ATO watching early release claims

superannuation early release

The ATO has repeated warnings it will act against people abusing the superannuation early release scheme and has informed them they are being tracked.

The ATO has repeated its warning it will come after people exploiting the superannuation early release scheme (ERS) under COVID-19 relief provisions, adding it will use data-matching tools to determine if people were eligible to withdraw funds or recontributed them for a tax advantage.

In an update on its website dealing with the integrity of the scheme and directed at tax agents, the ATO stated that ensuring the integrity of the ERS was a priority and it would act against deliberate misuse of the scheme.

The regulator said it was focused on applications where there was no change to income or employment, where there were artificial arrangements in place or false or fraudulent attempts made to meet the eligibility criteria, or where super was withdrawn and recontributed for a tax advantage.

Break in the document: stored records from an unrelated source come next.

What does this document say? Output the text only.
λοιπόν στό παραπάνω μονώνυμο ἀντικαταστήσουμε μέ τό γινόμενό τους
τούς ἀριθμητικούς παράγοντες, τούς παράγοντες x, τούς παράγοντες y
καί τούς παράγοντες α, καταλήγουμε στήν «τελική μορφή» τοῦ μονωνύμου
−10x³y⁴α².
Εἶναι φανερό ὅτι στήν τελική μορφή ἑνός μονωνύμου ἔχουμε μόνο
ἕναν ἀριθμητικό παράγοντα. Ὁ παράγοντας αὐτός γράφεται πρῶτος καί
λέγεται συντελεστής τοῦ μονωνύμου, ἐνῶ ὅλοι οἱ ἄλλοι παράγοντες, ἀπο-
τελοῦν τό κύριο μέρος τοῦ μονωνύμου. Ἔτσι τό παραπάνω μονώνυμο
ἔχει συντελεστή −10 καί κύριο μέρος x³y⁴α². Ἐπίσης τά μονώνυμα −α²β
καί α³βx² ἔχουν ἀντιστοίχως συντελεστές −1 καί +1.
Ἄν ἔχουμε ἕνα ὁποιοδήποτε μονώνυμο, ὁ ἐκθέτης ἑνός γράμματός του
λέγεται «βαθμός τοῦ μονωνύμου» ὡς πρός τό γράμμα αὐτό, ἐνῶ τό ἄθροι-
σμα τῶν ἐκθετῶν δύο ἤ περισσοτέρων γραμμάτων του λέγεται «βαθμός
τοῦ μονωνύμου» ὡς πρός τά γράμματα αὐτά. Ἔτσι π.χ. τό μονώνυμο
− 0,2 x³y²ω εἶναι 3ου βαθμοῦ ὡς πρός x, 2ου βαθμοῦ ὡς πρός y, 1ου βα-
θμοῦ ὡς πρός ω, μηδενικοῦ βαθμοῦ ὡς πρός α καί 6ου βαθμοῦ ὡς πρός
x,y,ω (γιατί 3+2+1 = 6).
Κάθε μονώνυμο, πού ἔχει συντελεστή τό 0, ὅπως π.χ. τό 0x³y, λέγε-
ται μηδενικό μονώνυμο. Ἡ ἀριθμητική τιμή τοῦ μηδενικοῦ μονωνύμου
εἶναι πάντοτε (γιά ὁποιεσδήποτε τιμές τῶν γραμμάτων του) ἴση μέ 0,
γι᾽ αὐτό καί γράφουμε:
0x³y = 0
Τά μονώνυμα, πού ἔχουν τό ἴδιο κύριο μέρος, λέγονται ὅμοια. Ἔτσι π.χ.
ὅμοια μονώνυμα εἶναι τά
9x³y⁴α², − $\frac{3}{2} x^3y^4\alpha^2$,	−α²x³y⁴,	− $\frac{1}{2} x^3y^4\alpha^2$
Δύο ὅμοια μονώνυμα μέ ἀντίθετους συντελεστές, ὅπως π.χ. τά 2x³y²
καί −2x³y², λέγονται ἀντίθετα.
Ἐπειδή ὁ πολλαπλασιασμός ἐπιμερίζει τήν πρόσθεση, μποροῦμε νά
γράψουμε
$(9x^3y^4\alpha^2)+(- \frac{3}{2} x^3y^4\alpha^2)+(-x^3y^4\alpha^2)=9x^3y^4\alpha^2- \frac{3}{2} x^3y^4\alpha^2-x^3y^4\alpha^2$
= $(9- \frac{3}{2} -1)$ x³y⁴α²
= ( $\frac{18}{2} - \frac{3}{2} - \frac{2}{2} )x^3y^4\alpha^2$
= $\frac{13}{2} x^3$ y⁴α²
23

“Withdrawing super under the COVID-19 early release program for the main purpose of recontributing it into a super fund to claim a tax deduction is not allowed,” it said.

“We consider this a scheme to obtain a tax benefit under the general tax anti-avoidance rules. We will review all super amounts released under COVID-19 that are recontributed for the main purpose of obtaining a tax benefit.”

It noted tax agents should warn any clients planning on claiming a tax deduction for a super contribution withdrawn under the COVID-19 ERS that they could face the removal of any tax benefit, administrative penalties and interest charges.

In an update on another part of the website directed to individual taxpayers, it said it had already seen cases of the type of behaviour listed above and had stopped applications and prevented the early release of superannuation funds.

It added that it would draw on a number of data sources, including single-touch payroll reporting, income tax returns, super fund reports and third-party government agencies, to check if any ERS claims were made incorrectly.

“We are investigating some cases and may consider it appropriate to apply the general anti-avoidance rule for income tax (known as Part IVA) in relation to a COVID-19 early release of super arrangement if you (or a representative) enter into a scheme mainly for the purpose of obtaining a tax benefit,” it said.

It pointed out false and misleading claims to access the ERS would result in the claimed amount being considered as assessable income and tax must be paid on it, while each false and misleading statement could result in a penalty of $12,000.

Additionally, withdrawn sums that are recontributed for a tax benefit could result in excess contributions tax, contributions tax and Division 293 tax.

In May, the ATO and Australian Federal Police investigated efforts to access super fraudulently, while SMSF auditors have also been encouraged to report any attempts to gain ineligible access to the ERS they may see.